Entwickeln Sie eine Klasse, mit der Sie Formularen schnell eine flexible Schnellsuche hinzufügen können.

Techniken

Formulare, VBA

Voraussetzungen

Access 2000 und höher

Beispieldateien

SchnelleSucheMitKlasse.mdb

Shortlink

www.access-im-unternehmen.de/784

Schnelle Suche mit Klasse

André Minhorst, Duisburg

Sie kennen sicher die Art von Schnellsuche, bei der direkt bei der Eingabe von Zeichen gefiltert wird. Diese kann sich auf eines oder mehrere Felder beziehen, arbeitet aber sonst prinzipiell immer gleich: Das Eingeben eines Zeichens löst ein Ereignis aus, dass den aktuellen Suchbegriff ermittelt, eine SQL-Where-Bedingung zusammenstellt und diese dem Filter-Kriterium des Formulars zuweist. Wie Sie eine solche Suche ganz leicht implementieren, zeigt dieser Beitrag.

In letzter Zeit stelle ich fest, dass ich eine solche Suche eigentlich in fast allen Formularen benötige - egal, ob es sich um die Formular-, Endlos- oder Datenblattansicht handelt. In der Regel reicht die Eingabe eines oder mehrerer Buchstaben aus, um schnell beim gesuchten Datensatz zu landen - eine effizientere Suchmethode gibt es nicht.

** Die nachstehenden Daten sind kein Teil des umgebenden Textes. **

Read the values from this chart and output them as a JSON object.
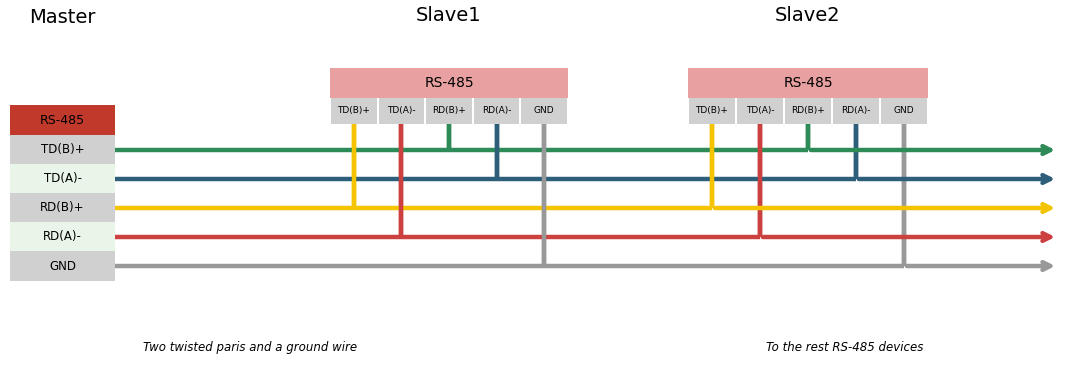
{
  "title_master": "Master",
  "title_slave1": "Slave1",
  "title_slave2": "Slave2",
  "master_box_label": "RS-485",
  "rs485_header_color": "#e8a0a0",
  "master_rs485_color": "#c0392b",
  "pin_colors_master": [
    "#d0d0d0",
    "#e8f5e8",
    "#d0d0d0",
    "#e8f5e8",
    "#d0d0d0"
  ],
  "pin_labels": [
    "TD(B)+",
    "TD(A)-",
    "RD(B)+",
    "RD(A)-",
    "GND"
  ],
  "green": "#2e8b57",
  "blue": "#2e5f7a",
  "yellow": "#f5c400",
  "red": "#cd4040",
  "gray": "#999999",
  "note_left": "Two twisted paris and a ground wire",
  "note_right": "To the rest RS-485 devices",
  "bg_color": "#ffffff",
  "lw": 3.2
}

Eine Ausnahme ist es wohl, wenn Sie aus vielen Datensätzen einen oder mehrere herausfiltern möchten, die bestimmte Kriterien aufweisen - dann sind Sie aber mit einer Abfrage oder einer darauf aufbauenden umfassenderen Suchfunktion besser bedient. Die Lösung aus diesem Beitrag bezieht sich eher auf solche Anwendungsfälle, bei denen Sie mal eben den Kunden zu einer E-Mail-Anfrage herausfinden möchten oder diesen über seine Kundennummer identifizieren möchten.

Beispielsuche

Die Basis für die in diesem Beitrag beschriebene Lösung ist ein Formular wie das aus Abb. 1 (siehe Formular frmSchnellsuche in der Beispieldatenbank). Das Formular zeigt Daten in der Endlosansicht an und besitzt ein Textfeld zur Eingabe von Suchbegriffen.

pic002.png

Abb. 1: Die Beispielsuche in Aktion

Nach der Eingabe etwa des Buchstabens L filtert das Formular bereits und zeigt nur noch alle Datensätze an, deren Artikelname mit dem Buchstaben L beginnt.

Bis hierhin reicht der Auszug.